I’ve experienced generosity and—yes—plenty of patience towards me, too.

I’ve also discovered faith.

I’ve learned that faith can overcome every challenge I encounter.

Year 3 was entering a terrifying, massive school.

Year 4 was, unfortunately, bullying—but then, at the end of it, a teacher who believed in me and advocated for me helped me overcome that.

Year 5 was learning alto saxophone, and that’s been a constant in my journey, especially as I’m the only original alto saxophone left from that year’s Year 5 Band.

Year 6 and Year 7, a transition into Middle School and the fallout of the breakup of my friendship group.

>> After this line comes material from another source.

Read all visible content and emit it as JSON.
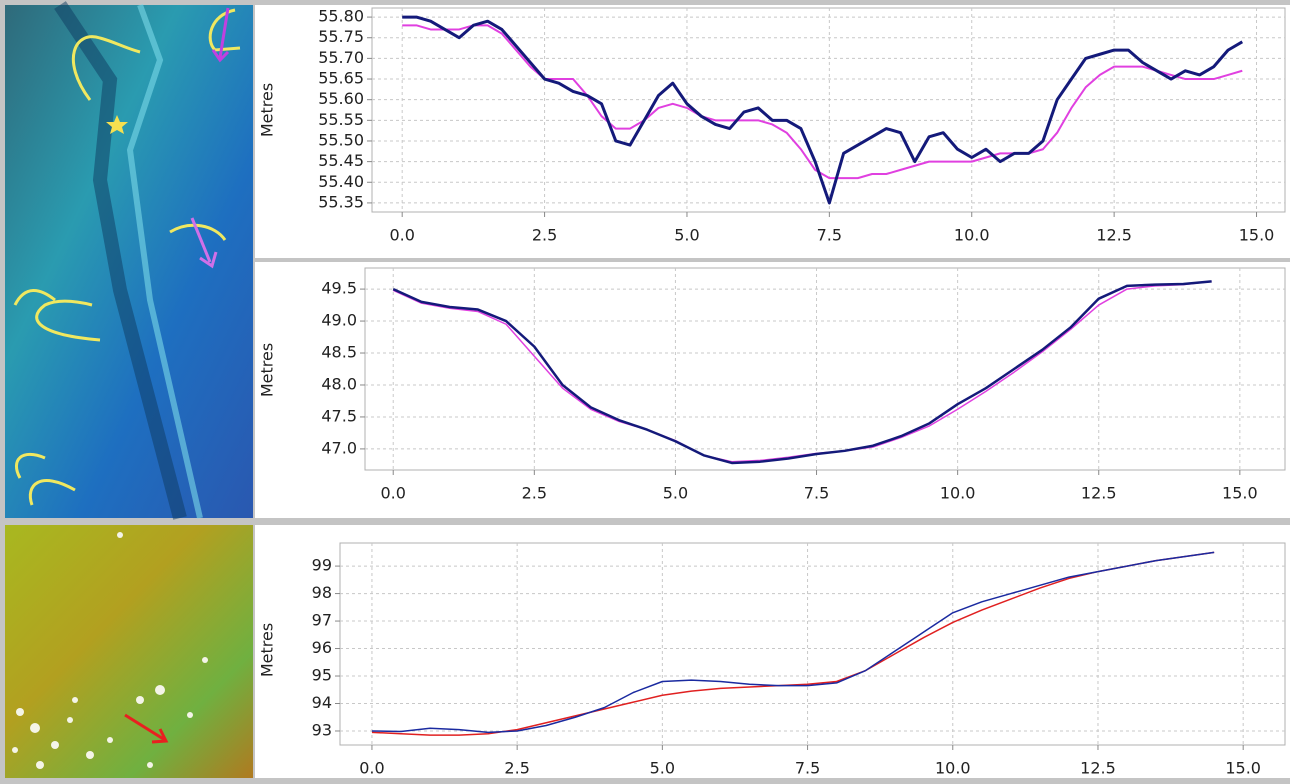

That was hard.

Year 8 was one of my worst years for Maths… and pretty much every year since.

Year 9 was surviving Tuchekoi.

Years 10, 11 and 12 have been all about leadership and being part of the Senior School, and the stress and challenges of more expectations and more assessment.

But, through it all, I’ve overcome it all.

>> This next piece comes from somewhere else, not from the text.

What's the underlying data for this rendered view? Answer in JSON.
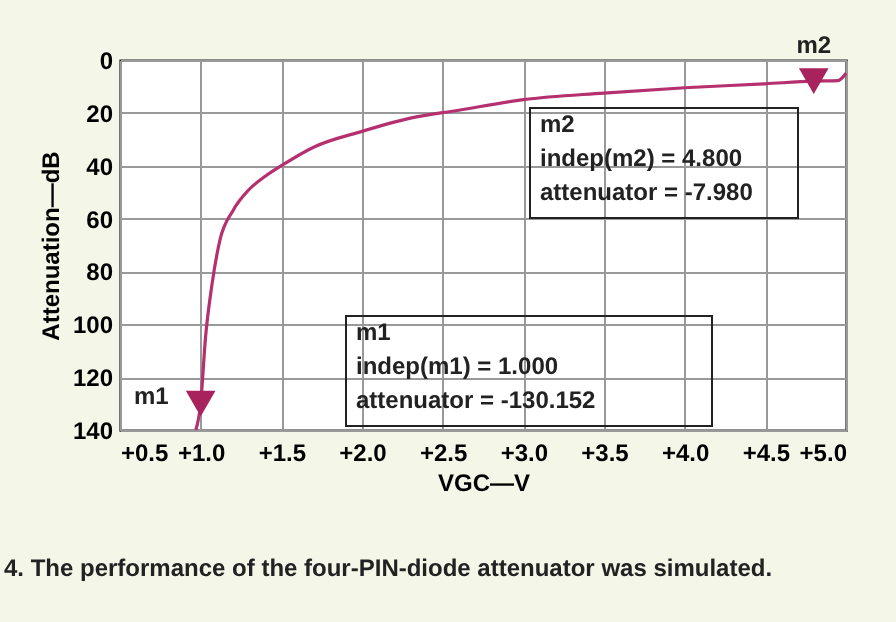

I overcame my bullies, continued with alto sax, built up the strongest bonds I have outside of family with my best friends.

I went blazing through Tuchekoi, gained a crush and left a better person.

And, of course, now, I’m standing here in front of you as Faith Captain, the culmination of my leadership journey from petrified 8-year-old to an 18-year-old captain.

I don’t know how many more years you have left in your life at Redeemer.

You might have hundreds of thousands of minutes or—like me—just a few.

My prayer for you is that you’ll allow that no experience of your time at Redeemer to be wasted.

1 Corinthians 15:58 tells us no moment is ever wasted. It tells us: “Stand firm, don’t be shaken. Keep busy working for the Lord. You know that everything you do for him is always worthwhile.”

Through faith in God, I have learned that He’ll make everything right, and that He’ll use every experience to build your character.

Embrace God first, and let Him build in you the character and life lessons that one day you will pass on to others.

That’s the legacy I’m taking from Redeemer, and the legacy I hope to leave others, too.